Si percepisce, nello scritto di Elena, anche un certo timore, l’ansia che il “mostro” aggredisca altre ragazze, ma anche che possa ripresentarsi…
L’anoressia è una patologia di genere, cioè è quai sempre legata al sesso femminile. Ed è anche una malattia cronica, che può essere affrontata e curata. Ma è possibile che resti una certa fragilità. Perché in fondo l’obbiettivo della terapia non è sconfiggere qualcosa, ma trovare un equilibrio. Noi non vogliamo che ingrassino, ma che recuperino un’armonia che tenga conto della realtà e della salute.
Si dice che la pandemia abbia provocato un aumento di questi disturbi. E’ così?
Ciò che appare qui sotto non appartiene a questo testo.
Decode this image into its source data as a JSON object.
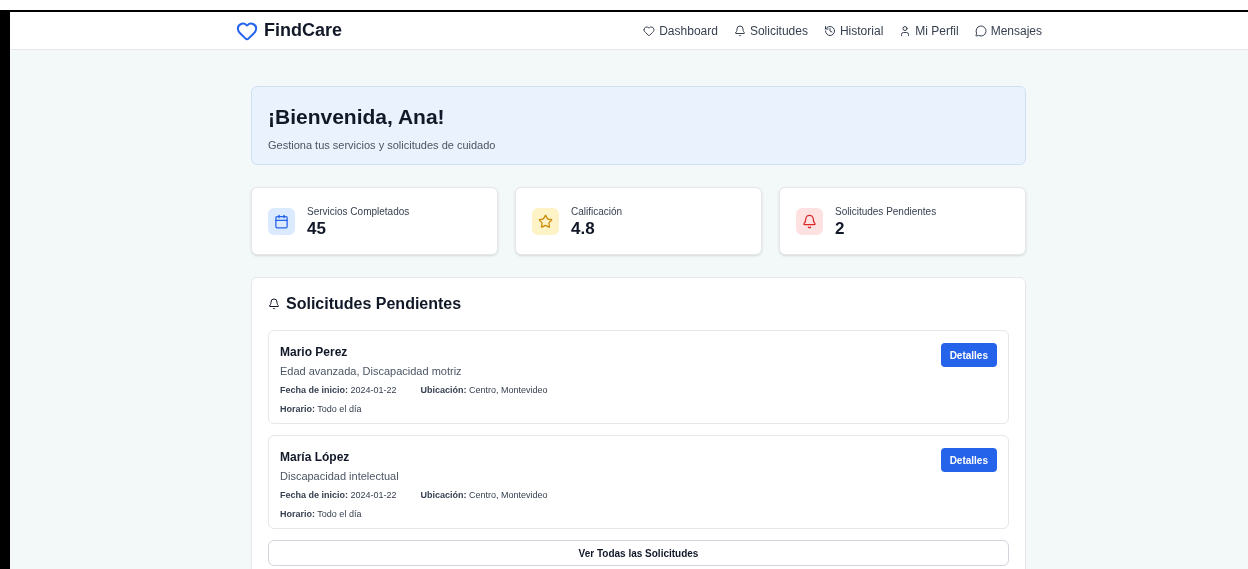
{
  "header": {
    "logo": "FindCare",
    "nav": [
      {
        "label": "Dashboard"
      },
      {
        "label": "Solicitudes"
      },
      {
        "label": "Historial"
      },
      {
        "label": "Mi Perfil"
      },
      {
        "label": "Mensajes"
      }
    ]
  },
  "welcome": {
    "title": "¡Bienvenida, Ana!",
    "subtitle": "Gestiona tus servicios y solicitudes de cuidado"
  },
  "stats": [
    {
      "label": "Servicios Completados",
      "value": "45"
    },
    {
      "label": "Calificación",
      "value": "4.8"
    },
    {
      "label": "Solicitudes Pendientes",
      "value": "2"
    }
  ],
  "pending": {
    "title": "Solicitudes Pendientes",
    "requests": [
      {
        "name": "Mario Perez",
        "needs": "Edad avanzada, Discapacidad motriz",
        "start": "**Fecha de inicio:** 2024-01-22",
        "location": "**Ubicación:** Centro, Montevideo",
        "schedule": "**Horario:** Todo el día",
        "button": "Detalles"
      },
      {
        "name": "María López",
        "needs": "Discapacidad intelectual",
        "start": "**Fecha de inicio:** 2024-01-22",
        "location": "**Ubicación:** Centro, Montevideo",
        "schedule": "**Horario:** Todo el día",
        "button": "Detalles"
      }
    ],
    "view_all": "Ver Todas las Solicitudes"
  }
}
Io posso parlare della mia esperienza e osservare che i ricoveri sono triplicati dopo la pandemia. Stiamo cercando di analizzare i dati, ma sembra davvero che tutti i grandi reparti di neuropsichiatria abbiano registrato questo aumento. Il triplo dei casi. E le cause sono intuibili. L’anoressia è un disturbo multifattoriale, ma certamente i lockdown hanno aumentato l’isolamento, hanno spinto a concentrarsi sul cibo, senza vita sociale, ad aumentare l’attenzione all’aspetto alimentare, anche al timore dell’assenza del cibo. Inoltre l’isolamento ha ridotto per lunghi periodi l’accesso alle cure, semplicemente perché era più difficile andare dal medico. E’ molto complessa l’elaborazione dei dati di accesso ad ambulatori ed ospedali per disturbi mentali, ma certamente le tipologie che sono maggiormente aumentate con la pandemia sono i disturbi alimentari e l’autolesionismo.